Cast your mind back to a time or an incident. Maybe it was a family wedding on a West Country cider farm, where the photos were taken in the dusky autumnal beauty of the orchards and where you danced in a barn to the Killers’ Smile like You Mean It with alarming, floor-clearing abandon. So that’s my memory, and if it was part of a TV drama, it would be a flashback, filmed in gauzy yellows, perhaps even in slow motion for that extra bit of emphasis. And someone would be horribly murdered at the end. (Only on telly. In real life the only violence was the headache after all of that home-made cider.)
Ah, flashbacks. I am currently flashing back right now in my own imagination to a time when flashbacks weren’t a thing, where they weren’t a key that unlocked the stories in every television drama. Oh, how did we survive in the days before multiple time-frames? Now everyone’s at it – Southcliffe, The Returned, Broadchurch, Scott & Bailey, Top of the Lake, The Syndicate, The Ice Cream Girls, Mayday, The Town, Homeland... and this week The Guilty, a crime drama (starts today on ITV) involving the murder of a small boy that switches between the day he disappeared in 2008 and the day his body is found in 2013.
I’m not saying there’s anything wrong with flashbacks or time-switches. If they’re done properly, they can add an extra layer to a complex, adult story. As it happens, The Guilty uses them well, at least well enough so when the caption “2008” appears on screen and the colour leaches from the film in that flashback-signalling way, I didn’t want to sigh and shout, “Make up your flaming minds. Are you telling a story now, or then?”
And I loved the way Southcliffe director Sean Durkin used flashbacks in an almost choreographed, sinuous way to recall events before the mass shootings that blighted a small seaside town. Subtle changes in the colour of the landscape told us we were slipping back in time. It made the drama more involving, somehow, as well as putting an unspoken trust in the ability of an adult audience to keep up with a difficult, emotionally charged story.
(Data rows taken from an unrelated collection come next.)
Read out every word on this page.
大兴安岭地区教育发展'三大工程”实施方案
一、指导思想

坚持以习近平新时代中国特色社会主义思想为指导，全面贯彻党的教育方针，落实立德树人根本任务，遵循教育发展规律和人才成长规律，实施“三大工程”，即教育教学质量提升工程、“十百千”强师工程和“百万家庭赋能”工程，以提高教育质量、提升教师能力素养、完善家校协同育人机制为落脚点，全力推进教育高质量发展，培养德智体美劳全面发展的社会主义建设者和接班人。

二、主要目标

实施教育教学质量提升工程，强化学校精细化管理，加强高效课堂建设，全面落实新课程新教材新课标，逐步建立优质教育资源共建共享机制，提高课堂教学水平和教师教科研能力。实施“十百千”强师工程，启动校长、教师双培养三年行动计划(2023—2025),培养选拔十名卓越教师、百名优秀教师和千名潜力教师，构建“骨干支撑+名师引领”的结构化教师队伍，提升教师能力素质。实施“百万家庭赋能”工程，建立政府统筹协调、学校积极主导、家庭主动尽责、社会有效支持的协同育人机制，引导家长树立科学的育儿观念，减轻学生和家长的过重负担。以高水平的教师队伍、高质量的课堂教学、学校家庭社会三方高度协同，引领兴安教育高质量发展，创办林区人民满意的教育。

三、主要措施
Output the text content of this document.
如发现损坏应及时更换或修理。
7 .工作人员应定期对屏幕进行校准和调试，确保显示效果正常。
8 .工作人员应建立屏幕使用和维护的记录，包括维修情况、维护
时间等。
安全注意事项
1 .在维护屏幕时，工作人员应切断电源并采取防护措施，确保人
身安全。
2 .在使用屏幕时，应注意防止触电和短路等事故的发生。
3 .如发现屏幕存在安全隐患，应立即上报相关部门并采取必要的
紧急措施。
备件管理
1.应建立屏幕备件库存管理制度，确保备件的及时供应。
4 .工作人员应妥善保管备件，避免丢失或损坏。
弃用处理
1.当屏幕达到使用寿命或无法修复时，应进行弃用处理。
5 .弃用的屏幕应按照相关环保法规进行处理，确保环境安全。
So we’ve established that, if done well, flashbacks can be subtle and revelatory. But if they’re done badly, they trip up the action and, worse, leave audiences puzzled, seasick and wishing they’d told a family member where they were going in case they ended up getting lost.
Watching the last series of Scott & Bailey, I often yearned for a flare and a whistle because its multiple time-frames hindered the action and left me stranded, not knowing whether to look right or left.
If overused, flashbacks will become boring, or worse, a smarty-pants shorthand for something that’s too clever for its own good.